The wars on poverty, drugs, etc., are often framed the same way -- LBJ truly suggested that poverty would be eliminated, and the drug war was launched with rhetoric about eliminating drugs, not reducing abuse to some acceptable low level. That eliminationist strain, in my view, carries serious costs, because even if it rallies the troops on the front end, it sets the stage for inevitable disillusion down the road.

It's bad enough when we face a real war that seems never-ending, like the Cold War or war on terror, even though the Cold War did end. And it's also unsatisfying when a real war is fought to a tie, like Korea, as opposed to the clear-cut victory of WWII. Indeed, one criticism of Bush 43, as to Irag, Afghanistan, and the broader ongoing war on terror, is that he was not willing to prepare people for a long struggle, but sold Iraq as a one-month operation -- just a larger-scale Grenada.

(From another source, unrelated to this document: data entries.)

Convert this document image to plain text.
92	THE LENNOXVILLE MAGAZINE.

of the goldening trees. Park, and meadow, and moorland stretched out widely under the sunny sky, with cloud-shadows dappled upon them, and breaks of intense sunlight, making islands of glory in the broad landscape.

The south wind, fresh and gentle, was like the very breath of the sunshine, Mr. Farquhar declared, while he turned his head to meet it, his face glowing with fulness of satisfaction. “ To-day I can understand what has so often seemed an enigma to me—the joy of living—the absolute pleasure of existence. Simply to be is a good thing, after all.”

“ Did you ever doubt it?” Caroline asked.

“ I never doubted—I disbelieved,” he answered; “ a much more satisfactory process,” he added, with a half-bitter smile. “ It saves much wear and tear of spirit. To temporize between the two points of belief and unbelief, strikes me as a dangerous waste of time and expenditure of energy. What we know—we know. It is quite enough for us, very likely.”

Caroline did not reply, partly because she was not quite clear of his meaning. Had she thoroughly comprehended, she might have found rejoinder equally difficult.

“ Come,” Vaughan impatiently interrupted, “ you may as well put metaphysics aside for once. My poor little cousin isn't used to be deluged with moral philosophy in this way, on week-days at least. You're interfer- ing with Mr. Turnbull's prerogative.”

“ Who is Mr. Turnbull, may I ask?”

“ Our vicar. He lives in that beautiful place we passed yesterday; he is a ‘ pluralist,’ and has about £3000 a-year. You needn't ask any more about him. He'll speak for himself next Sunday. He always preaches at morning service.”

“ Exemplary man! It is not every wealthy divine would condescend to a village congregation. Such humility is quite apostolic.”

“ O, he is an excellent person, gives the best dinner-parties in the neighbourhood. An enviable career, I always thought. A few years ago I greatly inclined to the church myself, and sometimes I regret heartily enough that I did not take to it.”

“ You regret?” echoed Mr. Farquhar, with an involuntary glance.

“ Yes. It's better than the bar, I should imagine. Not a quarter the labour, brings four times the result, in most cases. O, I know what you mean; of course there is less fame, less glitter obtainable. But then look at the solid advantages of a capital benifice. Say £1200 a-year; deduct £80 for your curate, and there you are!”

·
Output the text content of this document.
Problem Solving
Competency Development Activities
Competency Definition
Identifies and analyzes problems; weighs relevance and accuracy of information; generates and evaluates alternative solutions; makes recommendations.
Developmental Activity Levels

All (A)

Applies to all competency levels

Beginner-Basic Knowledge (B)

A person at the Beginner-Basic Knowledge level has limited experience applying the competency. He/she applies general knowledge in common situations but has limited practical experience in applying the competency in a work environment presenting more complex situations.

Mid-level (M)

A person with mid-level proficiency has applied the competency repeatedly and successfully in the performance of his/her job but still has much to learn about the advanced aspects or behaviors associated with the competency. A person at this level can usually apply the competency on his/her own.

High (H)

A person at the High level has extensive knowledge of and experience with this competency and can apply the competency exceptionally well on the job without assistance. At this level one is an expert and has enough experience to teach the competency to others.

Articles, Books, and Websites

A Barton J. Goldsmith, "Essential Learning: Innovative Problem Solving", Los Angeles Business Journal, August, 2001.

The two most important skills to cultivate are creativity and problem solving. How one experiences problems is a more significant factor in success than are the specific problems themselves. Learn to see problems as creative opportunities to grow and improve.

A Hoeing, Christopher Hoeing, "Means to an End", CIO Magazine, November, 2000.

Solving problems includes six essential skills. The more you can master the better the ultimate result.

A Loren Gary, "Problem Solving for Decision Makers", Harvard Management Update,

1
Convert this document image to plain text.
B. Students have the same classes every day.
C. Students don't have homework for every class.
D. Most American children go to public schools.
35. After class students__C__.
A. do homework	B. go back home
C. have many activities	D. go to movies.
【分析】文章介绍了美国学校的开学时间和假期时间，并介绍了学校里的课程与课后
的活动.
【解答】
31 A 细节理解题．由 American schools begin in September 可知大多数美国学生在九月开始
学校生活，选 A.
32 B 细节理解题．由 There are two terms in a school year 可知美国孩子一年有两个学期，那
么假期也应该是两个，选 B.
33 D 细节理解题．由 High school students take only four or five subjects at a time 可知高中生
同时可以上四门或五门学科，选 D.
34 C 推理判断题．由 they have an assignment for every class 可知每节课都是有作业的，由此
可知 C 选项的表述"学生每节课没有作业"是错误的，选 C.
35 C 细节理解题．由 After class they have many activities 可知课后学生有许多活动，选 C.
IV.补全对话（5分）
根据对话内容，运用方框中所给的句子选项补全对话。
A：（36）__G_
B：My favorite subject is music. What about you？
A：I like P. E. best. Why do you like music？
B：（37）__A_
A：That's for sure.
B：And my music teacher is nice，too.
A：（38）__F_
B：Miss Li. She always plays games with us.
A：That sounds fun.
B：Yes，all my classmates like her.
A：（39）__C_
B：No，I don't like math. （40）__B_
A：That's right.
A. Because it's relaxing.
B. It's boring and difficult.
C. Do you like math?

For the non-military "wars," the only ones that have a true end seem to be the diseaase eradications (putting aside the possible revivals of some seemingly-ended diseases). I suppose we also achieve 99.9% saturation in getting everyone a phone or a TV, but I can't recall anyone using the war metaphor to expand a good, as opposed to eliminating something bad. (Sure, some are semantic, e.g., eliminating homelessness is expanding home-(ful?)-ness, but was there a war on phonelessness?)

So when people see that the War on Poverty went on for decades without victory, it became time to pull out, like Vietnam.

Makes me want to declare war on the war metaphor.